Still, she’d gazed up at him, adoration lighting those mesmerizing kaleidoscope eyes, and her breath had quickened when he’d come near. Consciously or not, she’d responded to him. And all this time he’d excused it away with the fact that she’d never been this close to a man and was therefore too inexperienced to recognize what was happening or to dismiss it in lieu of something real—the something she experienced in Pierce’s arms.
But she was a married woman now. And she bloody well understood what passion was about. Hell, not mere passion. Explosive, consuming passion that was intensified all the more by the fact that it was rooted in love. She belonged to him, body and soul. So why the hell had she brought that bloody journal with her to her new life as his wife?
No. Any way he contemplated it, the result was the same. His wife, in love with him or not, was at the same time completely enthralled with another man.
Even as he flinched at the thought, Pierce shook his head in self-censuring disbelief. For the love of heaven, he was behaving as if Daphne had been unfaithful to him.
Well, hadn’t she?
No. Yes. In a matter of speaking.
Pierce uttered a muffled curse. His deduction was utter lunacy, and he knew it, and that only served to heighten his rage. Daphne’s betrayal, if one could call it that, was only in thought, not fact. Yet it was still thoroughly untenable. Especially tonight, when he’d finally admitted to himself that he loved her, when the vulnerability spawned by his newly acknowledged emotions demanded that she belong wholly and forever to him.
Determinedly, Pierce lowered himself to the edge of a chair, gripping his knees as he began his evening vigil. He’d wait for Daphne to waken.
At which time she had a great deal of explaining to do.
The heavyset man arrived at Tragmore precisely on schedule. Ushered to the marquis’s study, he extracted a folded sheet of paper from his coat pocket and shifted uncomfortably from one foot to the other.
“You have a report for me?” Tragmore demanded, sipping at his brandy.
“Yes, sir.

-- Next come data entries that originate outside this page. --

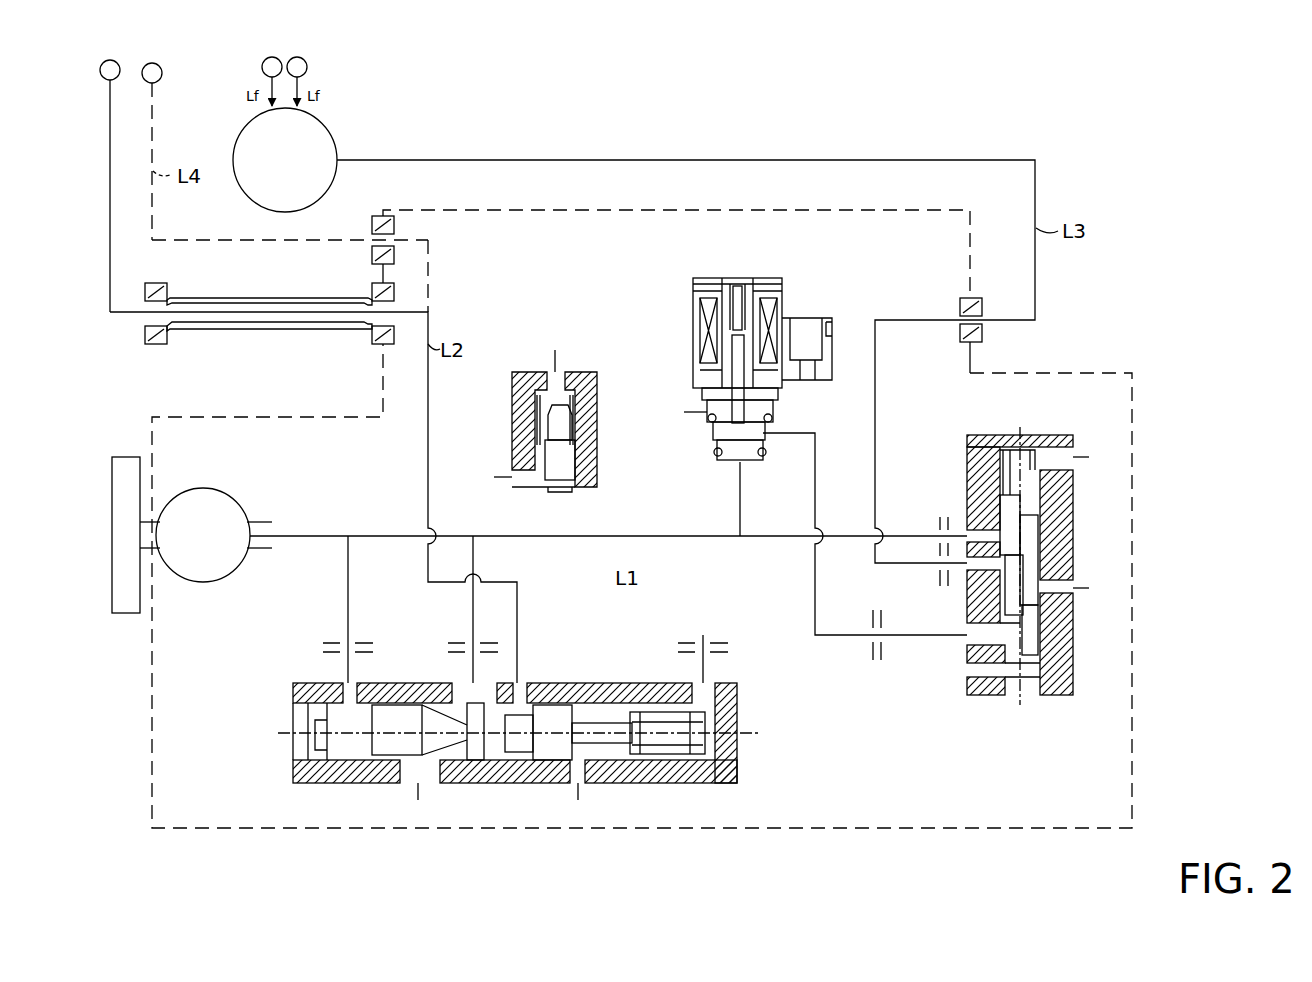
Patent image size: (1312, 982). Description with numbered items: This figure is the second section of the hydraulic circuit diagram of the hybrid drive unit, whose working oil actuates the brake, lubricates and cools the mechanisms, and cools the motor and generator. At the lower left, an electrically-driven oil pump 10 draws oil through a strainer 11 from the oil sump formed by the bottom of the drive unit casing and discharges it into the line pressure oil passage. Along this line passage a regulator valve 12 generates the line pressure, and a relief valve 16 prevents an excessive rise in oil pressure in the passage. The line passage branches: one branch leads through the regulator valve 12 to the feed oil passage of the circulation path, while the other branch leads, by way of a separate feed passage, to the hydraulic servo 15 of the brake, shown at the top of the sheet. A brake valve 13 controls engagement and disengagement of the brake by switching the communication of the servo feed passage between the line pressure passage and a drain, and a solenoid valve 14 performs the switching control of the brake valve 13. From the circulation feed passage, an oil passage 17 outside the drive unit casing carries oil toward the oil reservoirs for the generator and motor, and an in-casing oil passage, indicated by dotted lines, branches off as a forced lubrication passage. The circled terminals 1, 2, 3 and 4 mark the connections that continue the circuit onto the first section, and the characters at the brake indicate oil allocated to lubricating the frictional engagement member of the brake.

The port 1 is at (110, 186).
The port 2 is at (152, 151).
The port 3 is at (272, 81).
The port 4 is at (297, 81).
The oil pump 10 is at (227, 495).
The strainer 11 is at (124, 458).
The regulator valve 12 is at (758, 705).
The brake valve 13 is at (957, 436).
The solenoid valve 14 is at (756, 270).
The hydraulic servo 15 is at (323, 125).
The relief valve 16 is at (588, 356).
The oil passage 17 is at (279, 330).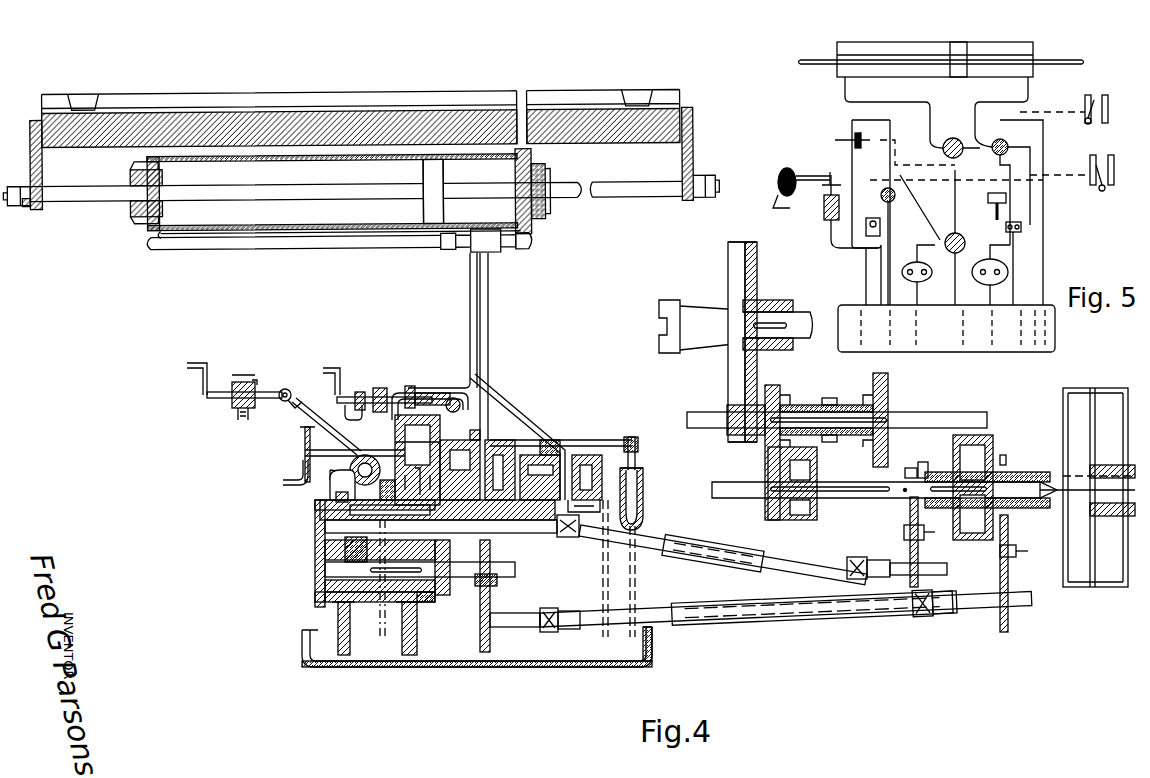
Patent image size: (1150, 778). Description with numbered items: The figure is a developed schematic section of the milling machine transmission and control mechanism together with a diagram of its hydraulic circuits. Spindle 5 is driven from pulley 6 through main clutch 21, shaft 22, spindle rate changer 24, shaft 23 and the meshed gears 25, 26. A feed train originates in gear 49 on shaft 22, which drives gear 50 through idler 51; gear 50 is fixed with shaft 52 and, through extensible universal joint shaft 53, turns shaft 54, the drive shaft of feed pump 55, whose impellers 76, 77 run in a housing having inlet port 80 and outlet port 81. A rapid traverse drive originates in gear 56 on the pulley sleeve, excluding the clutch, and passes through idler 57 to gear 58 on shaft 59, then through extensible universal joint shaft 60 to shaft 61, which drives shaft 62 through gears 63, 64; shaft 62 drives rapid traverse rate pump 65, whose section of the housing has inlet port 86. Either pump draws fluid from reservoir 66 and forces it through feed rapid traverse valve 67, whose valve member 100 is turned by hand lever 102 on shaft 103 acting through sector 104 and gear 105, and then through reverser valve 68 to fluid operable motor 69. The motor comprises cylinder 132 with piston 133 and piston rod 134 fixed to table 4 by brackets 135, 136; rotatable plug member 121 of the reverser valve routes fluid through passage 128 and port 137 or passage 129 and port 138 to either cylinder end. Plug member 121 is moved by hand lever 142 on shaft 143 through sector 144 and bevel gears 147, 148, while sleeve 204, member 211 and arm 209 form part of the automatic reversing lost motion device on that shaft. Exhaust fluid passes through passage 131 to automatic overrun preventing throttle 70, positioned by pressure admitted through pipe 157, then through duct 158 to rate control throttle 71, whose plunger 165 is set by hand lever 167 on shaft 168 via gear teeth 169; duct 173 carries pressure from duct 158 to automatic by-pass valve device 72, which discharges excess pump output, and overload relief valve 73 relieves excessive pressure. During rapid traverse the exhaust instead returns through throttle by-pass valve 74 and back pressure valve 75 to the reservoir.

However, my findings are rather disappointing.”
“I’ll be the judge of that.”
“Very well.” The man cleared his throat. “Lady Tragmore has received a mere three visitors at Rutland.”
“Really? Who?”
“Your daughter, for one. Accompanied by her new husband.”
Tragmore waved that information away. “And the third guest?”
Pudgy cheeks drooped lower still. “Your church vicar.”
The marquis’s glass came down with a thud. “Chambers?” His eyes glinted. “You’re certain?”